All in all, the experiment confirmed the theoretical benefits of this pricing approach with empirical findings. It must be stated that the sample was rather small and advent season is a special time. Hence, we started to repeat the experiment in March 2020, but were interrupted after two weeks by the general lockdown in Germany. At the time, there was no special exhibition on show, missing what was a strong motivation for many visitors, as the December survey showed. This second test phase started with promising results: visitation was again significantly higher than in the previous year. Visitors also spent more time in the museum than in December. This led to higher prices paid compared to the first test phase, thus revenues were even about 10% higher than the year before. The number of survey questionnaires collected during those two weeks was rather low, so the results should be interpreted with caution. What became visible, however, was the importance of communicating the experiment. Fewer visitors knew about it compared to December, when press coverage was extraordinary. While every second respondent in December stated that they had heard about the pricing experiment and 10% said it strongly motivated their visit, during the second test only one of three said they knew about "Pay As You Stay”, and hardly anyone said it was the reason for their visit. 
 
What to make of it?
 
Flexible pricing models such as "Pay As You Stay” put control over prices into the visitor’s hands, at least partially. But other than in the "Pay As You Wish” model, they cannot detach the price choice from their behavior. This might be a significant, yet so far underestimated benefit of the model in the current situation. If a visitor does not feel comfortable wearing a mouth and nose cover for long, or feels that the museum is too crowded, or prefers not to use the facilities, or any other reason why they might want to keep a visit short, they can leave without the uncomfortable feeling that they’ve not made use of what they’ve paid for.
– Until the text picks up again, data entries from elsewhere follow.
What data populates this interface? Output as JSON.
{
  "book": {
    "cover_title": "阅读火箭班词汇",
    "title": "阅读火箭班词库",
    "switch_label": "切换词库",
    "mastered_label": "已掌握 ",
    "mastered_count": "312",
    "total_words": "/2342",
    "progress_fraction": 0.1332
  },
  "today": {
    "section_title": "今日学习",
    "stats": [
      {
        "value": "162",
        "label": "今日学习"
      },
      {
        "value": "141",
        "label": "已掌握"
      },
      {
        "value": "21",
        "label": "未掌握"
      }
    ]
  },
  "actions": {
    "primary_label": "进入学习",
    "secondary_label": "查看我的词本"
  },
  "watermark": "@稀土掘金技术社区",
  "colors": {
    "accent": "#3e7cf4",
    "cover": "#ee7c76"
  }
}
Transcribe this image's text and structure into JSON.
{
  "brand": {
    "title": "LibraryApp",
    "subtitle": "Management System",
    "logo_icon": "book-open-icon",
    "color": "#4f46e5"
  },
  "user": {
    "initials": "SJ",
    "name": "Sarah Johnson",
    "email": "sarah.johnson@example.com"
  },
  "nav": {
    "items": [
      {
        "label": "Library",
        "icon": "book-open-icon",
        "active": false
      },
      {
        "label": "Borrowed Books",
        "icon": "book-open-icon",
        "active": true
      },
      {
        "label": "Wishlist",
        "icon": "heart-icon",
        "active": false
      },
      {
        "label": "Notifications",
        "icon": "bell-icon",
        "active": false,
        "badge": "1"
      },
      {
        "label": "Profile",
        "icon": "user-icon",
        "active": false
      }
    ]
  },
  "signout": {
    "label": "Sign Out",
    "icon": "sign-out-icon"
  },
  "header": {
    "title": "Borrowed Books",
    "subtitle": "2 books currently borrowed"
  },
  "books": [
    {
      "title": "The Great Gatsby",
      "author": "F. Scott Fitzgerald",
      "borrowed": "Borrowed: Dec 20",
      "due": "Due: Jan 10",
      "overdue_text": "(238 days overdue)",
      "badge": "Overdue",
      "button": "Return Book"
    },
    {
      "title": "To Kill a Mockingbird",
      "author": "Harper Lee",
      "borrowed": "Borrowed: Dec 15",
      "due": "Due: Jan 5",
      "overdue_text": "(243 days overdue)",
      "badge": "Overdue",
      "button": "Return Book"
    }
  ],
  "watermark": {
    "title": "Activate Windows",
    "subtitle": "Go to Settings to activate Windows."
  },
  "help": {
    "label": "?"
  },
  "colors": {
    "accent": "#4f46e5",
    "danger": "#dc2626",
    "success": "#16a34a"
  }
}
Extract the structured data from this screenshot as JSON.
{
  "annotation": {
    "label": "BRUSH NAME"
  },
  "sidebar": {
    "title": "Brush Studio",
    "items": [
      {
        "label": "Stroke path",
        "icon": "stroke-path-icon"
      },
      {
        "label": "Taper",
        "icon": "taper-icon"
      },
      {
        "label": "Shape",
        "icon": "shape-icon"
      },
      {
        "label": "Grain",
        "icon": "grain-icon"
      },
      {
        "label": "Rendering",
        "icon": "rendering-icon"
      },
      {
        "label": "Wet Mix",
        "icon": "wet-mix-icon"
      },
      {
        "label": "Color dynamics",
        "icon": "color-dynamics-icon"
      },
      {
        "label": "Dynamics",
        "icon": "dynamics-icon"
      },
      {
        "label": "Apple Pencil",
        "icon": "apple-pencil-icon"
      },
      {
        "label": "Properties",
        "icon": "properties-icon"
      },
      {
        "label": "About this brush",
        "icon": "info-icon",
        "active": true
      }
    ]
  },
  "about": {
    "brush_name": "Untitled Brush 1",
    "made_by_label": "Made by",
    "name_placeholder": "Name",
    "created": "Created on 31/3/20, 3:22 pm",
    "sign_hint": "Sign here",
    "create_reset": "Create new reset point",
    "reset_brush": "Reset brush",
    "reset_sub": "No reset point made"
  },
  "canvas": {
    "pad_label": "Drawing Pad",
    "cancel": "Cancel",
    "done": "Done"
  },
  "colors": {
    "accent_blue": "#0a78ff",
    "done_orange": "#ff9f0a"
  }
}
But they will also not leave the museum without revenue. The model also helps if the museum cannot display all of its exhibitions or has to keep certain areas closed - the time-based pricing model regulates this simply by the visitor’s decision to spend just the amount of time they feel suited. 
 
Museums just opening are busy implementing, enforcing, and adapting their safety measures to make a visit is as safe and pleasurable as possible under the current circumstances. But once we’ve got operations under control, we could start trying something new. Let’s keep in mind that in this very phase of slowly returning to pre-corona life (if at all), we are not tackling the usual barriers, but concerns about health and well-being, about enjoying the museum visit despite all the restrictions. A regular day rate price means paying for access to the whole museum for the whole day. That may not be what visitors are looking for at this time. It’s the right time to let them decide how long they enjoy the visit. If prices reflect that, the museum should be sure of their visitors’ satisfaction. 
 
At the Weserburg Museum of Modern Art, we will return to "Pay As You Stay” pricing as soon as operations are running stable. The findings of the first two test rounds provide plenty reasons to do so.